« Назад Вперёд »

Сожженные мосты

Сергей Граховский
Сергей Граховский на
Ведах беларускіх

Памяти Александры Муравьевой

Вы стали по-настоящему приме­ром самоотверженности, муже­ства, твердости… Пусть будут незабываемы имена Ваши!
Декабрист А. П. Белов

Поэма

I

Метелица завеяла дороги,
Летит снег жесткий от версты к версте
С Сенатской площади и до острога
В деревне запорошенной Чите.

Как при смертельной собралась угрозе,
Забыла муфту, шали не взяла.
Казалось — сердце стынет на морозе,
Душа лишь не утратила тепла.

Бросает ветер на ухабах сани,
Замолк ямщик, и замер звук вдали.
Дорожные столбы, как на прощанье,
Счет дням и километрам повели.

Графиня чуть коснулась ездового
И слезно молит погонять сильней.
В пурге теряется промерзшая дорога,
И искры сыплются из горестных очей.

С разлету хлещут по кибитке ветки,
Застыли сосен желтые стволы.
Ей слышатся порой, как свищут плетки
И как звенят глухие кандалы.

Из императорского грозного указа:
“Лишить наследства, званий и чинов
Бунтовщиков—дабы пресечь заразу, —
Их сыновей и жен от всех родов”.

— Согласна я. На всё всегда готова.
Позвольте только вслед за ним в острог!
Дрожит рука. И подпись Муравьевой
Едва ли кто-то распознать бы смог.

Сибирский снег скрипит.
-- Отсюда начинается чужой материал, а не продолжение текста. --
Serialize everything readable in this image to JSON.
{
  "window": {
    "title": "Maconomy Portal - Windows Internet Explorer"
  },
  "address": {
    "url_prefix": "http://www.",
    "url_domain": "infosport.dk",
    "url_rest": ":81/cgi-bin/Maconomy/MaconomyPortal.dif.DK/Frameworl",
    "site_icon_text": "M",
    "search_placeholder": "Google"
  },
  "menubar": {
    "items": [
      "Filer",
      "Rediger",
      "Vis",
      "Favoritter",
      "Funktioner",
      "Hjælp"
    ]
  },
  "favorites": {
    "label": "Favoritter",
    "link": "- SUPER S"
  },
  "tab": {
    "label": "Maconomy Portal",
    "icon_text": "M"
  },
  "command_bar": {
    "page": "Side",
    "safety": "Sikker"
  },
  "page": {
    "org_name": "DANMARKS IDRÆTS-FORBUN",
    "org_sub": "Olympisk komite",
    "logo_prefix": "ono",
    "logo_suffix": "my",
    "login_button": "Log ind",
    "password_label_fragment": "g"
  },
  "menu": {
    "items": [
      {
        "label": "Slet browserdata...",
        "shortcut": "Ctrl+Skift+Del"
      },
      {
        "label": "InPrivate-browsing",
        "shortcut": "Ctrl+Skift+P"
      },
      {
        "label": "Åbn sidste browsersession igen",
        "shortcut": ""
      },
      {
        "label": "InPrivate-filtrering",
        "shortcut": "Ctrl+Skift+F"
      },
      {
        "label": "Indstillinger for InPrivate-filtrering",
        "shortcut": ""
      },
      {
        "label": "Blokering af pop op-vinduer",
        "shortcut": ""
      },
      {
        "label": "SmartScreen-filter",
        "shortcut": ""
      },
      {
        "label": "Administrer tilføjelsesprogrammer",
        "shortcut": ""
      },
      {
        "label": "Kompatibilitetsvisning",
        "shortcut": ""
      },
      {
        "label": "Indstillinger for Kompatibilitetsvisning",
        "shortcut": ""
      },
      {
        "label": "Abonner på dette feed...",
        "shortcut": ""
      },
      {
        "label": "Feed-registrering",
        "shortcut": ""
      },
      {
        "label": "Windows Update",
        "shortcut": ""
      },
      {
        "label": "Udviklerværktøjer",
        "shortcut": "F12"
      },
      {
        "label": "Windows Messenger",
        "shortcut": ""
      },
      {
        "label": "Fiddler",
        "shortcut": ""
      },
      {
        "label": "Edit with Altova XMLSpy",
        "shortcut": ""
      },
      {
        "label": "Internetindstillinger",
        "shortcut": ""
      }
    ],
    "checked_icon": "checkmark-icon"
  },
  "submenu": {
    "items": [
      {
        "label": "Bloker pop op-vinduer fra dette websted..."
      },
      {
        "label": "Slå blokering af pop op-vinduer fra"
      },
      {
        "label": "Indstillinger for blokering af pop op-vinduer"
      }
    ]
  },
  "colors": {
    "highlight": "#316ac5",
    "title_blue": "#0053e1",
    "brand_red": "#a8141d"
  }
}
Перед глазами
Владимирка, и реки, и холмы.
Ее колодники костями и слезами
Мостили от тюрьмы и до тюрьмы.

В кибитке смерзлась под ногой солома,
Стучит лишь сердце чаще и больней.
Еще верста, все далее от дома,
От близких, от заплаканных детей.

Душа болит, как стреляная рана.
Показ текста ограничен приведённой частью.